Fourth, the trial court did not allow the mayor to testify regarding an incident of alleged police abuse against a Mexican-American youth six months prior to Espino's death. This was not reversible error, however, because testimony regarding this incident was later introduced.

11

Fifth, the court sustained an objection to the testimony of a Mexican-American youth regarding his arrest some time prior to Espino's death. However, the youth testified to some of the details of the arrest before the objection was sustained, and no offer of proof was made regarding this evidence. Fed.R.Evid. 103(a)(2).

12

"The rule in this circuit is that the trial court's rulings on relevancy and materiality of evidence will not be disturbed absent a clear showing of an abuse of discretion." United States v. Brown, 547 F.2d 1264, 1266 (5th Cir. 1977). For the above reasons, we find that the trial court did not abuse its discretion in these evidentiary rulings.

13

In sum, the judgment of the district court must be affirmed. There was sufficient evidence to support the jury findings, and there was no reversible error in any of the evidentiary rulings. The city cannot be held liable under a theory of respondeat superior, and even if it could be, the jury found no tortious conduct for which the city could be held vicariously liable.

14

AFFIRMED.

1

The applicable statutes of the Texas Code of Criminal Procedure are as follows:

14

01. Offense within view

(a) A peace officer or any other person may, without a warrant, arrest an offender when the offense is committed in his presence or within his view, if the offense is one classed as a felony or as an offense against the public peace.

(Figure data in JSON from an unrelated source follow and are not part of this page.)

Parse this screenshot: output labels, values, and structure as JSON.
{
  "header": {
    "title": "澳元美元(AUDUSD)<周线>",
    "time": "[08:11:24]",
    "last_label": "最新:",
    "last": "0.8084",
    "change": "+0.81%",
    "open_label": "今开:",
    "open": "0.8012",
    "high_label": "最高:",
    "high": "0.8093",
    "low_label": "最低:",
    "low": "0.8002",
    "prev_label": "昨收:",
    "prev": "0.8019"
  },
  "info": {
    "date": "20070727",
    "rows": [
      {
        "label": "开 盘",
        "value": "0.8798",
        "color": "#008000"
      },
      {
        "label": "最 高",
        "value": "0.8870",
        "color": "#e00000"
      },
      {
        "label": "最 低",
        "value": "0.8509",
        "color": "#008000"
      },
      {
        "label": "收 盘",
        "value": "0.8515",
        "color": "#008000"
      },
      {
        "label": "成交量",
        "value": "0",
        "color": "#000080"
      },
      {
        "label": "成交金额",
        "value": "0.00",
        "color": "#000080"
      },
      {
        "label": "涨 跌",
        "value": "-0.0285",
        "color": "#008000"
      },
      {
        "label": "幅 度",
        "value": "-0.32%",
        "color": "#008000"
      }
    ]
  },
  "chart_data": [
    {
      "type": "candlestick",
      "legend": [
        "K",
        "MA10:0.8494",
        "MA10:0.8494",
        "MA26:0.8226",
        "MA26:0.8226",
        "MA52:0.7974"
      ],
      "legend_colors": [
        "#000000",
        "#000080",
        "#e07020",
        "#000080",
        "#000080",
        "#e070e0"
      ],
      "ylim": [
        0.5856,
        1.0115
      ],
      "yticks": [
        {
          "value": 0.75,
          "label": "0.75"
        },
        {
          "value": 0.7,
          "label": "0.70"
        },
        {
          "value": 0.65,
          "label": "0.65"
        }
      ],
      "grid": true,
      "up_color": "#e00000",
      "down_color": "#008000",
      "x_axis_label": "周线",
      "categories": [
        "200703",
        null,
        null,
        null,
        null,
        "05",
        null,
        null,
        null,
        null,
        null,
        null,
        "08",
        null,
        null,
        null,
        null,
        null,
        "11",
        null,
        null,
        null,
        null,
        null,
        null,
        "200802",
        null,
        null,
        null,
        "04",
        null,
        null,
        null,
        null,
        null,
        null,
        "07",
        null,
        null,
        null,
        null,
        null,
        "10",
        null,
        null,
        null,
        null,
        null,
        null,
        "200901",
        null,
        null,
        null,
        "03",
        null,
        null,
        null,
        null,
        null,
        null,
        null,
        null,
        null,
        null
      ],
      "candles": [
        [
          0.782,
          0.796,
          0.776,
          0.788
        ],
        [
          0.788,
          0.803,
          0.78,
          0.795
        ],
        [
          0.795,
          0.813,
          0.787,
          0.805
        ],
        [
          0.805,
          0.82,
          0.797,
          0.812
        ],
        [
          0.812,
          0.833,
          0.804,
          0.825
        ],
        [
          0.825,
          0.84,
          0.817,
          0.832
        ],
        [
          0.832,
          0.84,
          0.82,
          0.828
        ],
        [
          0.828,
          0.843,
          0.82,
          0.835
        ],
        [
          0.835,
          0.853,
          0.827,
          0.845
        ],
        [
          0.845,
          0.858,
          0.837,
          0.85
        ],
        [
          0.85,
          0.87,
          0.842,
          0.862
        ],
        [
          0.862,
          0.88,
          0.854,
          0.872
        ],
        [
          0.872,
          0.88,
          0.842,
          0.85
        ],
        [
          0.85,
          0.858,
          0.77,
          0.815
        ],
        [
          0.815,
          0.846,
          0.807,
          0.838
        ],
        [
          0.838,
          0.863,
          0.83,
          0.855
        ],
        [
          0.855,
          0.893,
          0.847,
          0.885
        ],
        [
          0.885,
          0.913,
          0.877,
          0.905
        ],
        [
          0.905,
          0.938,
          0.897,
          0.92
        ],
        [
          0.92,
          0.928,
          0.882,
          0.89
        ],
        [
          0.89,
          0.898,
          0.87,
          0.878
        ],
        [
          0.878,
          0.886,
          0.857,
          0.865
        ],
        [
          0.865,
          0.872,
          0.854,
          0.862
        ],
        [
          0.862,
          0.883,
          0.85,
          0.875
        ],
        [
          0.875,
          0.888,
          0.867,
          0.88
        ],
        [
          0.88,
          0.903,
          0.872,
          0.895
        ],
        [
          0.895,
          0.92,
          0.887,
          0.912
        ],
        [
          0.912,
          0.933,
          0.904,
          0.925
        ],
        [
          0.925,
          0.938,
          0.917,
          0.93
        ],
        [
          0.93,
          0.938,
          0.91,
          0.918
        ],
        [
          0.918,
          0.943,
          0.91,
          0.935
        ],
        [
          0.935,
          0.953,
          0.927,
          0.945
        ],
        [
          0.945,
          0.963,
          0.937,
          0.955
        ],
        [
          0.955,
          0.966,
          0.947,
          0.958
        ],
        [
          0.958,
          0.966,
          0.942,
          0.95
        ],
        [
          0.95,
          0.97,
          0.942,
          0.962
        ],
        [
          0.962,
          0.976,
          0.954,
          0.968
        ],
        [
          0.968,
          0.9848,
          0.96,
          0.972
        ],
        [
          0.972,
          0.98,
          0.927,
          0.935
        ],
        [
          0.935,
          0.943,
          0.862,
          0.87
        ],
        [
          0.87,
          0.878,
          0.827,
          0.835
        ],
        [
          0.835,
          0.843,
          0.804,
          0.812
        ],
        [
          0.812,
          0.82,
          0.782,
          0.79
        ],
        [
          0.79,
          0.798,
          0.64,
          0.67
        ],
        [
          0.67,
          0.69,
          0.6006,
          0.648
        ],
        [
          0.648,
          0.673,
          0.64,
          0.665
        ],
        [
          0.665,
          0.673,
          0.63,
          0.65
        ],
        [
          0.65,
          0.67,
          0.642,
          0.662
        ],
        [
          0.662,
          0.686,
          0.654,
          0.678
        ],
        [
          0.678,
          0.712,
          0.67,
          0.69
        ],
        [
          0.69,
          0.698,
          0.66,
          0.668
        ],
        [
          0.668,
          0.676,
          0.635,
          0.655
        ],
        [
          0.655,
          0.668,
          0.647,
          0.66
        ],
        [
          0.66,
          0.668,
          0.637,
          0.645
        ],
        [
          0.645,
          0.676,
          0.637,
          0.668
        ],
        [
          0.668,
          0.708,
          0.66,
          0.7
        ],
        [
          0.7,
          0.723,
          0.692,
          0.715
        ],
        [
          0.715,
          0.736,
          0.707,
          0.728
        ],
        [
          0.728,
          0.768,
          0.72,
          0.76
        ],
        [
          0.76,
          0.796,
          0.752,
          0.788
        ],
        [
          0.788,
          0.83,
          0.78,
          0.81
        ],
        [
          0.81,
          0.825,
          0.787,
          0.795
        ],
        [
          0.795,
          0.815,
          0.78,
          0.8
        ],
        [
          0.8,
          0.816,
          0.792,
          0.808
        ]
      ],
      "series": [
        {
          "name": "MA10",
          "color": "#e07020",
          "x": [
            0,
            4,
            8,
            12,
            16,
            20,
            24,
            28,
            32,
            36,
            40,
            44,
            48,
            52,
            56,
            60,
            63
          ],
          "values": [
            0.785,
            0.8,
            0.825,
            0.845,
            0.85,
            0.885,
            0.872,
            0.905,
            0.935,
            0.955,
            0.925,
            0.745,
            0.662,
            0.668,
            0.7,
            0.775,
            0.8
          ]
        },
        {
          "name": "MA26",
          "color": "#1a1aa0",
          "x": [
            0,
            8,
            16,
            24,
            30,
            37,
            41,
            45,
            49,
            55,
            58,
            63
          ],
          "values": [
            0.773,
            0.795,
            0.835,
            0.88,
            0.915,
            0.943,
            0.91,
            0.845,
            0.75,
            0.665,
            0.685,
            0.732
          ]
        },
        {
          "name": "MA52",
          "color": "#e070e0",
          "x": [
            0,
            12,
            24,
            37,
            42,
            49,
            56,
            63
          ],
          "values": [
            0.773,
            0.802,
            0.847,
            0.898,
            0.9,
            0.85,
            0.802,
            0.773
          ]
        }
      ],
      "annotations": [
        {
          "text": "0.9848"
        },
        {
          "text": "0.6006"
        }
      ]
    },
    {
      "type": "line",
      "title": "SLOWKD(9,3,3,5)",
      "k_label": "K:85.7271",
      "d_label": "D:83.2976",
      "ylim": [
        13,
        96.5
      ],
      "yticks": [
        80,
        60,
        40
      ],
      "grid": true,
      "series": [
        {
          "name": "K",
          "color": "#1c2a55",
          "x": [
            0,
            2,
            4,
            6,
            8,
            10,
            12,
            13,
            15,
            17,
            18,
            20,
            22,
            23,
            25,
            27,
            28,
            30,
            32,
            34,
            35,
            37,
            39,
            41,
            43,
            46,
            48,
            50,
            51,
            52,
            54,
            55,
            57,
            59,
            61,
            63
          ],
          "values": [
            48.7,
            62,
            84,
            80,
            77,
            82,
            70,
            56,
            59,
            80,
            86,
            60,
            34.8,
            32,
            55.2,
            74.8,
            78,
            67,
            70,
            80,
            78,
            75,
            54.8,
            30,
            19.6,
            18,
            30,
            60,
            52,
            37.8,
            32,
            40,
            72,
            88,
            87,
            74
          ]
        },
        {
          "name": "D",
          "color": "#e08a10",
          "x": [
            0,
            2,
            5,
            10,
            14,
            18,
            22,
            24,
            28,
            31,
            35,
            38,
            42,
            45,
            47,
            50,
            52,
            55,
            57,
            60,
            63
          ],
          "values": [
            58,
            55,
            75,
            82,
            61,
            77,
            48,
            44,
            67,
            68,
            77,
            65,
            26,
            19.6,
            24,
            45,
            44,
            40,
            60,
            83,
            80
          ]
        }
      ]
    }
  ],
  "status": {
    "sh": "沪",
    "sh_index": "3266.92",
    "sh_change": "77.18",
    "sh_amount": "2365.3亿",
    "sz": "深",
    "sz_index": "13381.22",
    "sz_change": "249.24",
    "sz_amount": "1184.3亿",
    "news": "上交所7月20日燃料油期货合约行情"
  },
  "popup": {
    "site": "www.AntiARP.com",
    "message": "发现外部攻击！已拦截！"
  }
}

(b) A peace officer may arrest an offender without a warrant for any offense committed in his presence or within his view.

14

03. Authority of peace officers

Any peace officer may arrest, without warrant, persons found in suspicious places and under circumstances which reasonably show that such persons have been guilty of some felony or breach of the peace, or threaten, or are about to commit some offense against the law.

2

Rule 103, Fed. R. Evid., provides in pertinent part:

(a) Effect of erroneous ruling. Error may not be predicated upon a ruling which admits or excludes evidence unless a substantial right of the party is affected, and

(1) Objection. In case the ruling is one admitting evidence, a timely objection or motion to strike appears of record, stating the specific ground of objection, if the specific ground was not apparent from the context; or

(2) Offer of proof. In case the ruling is one excluding evidence, the substance of the evidence was made known to the judge by offer or was apparent from the context within which questions were asked.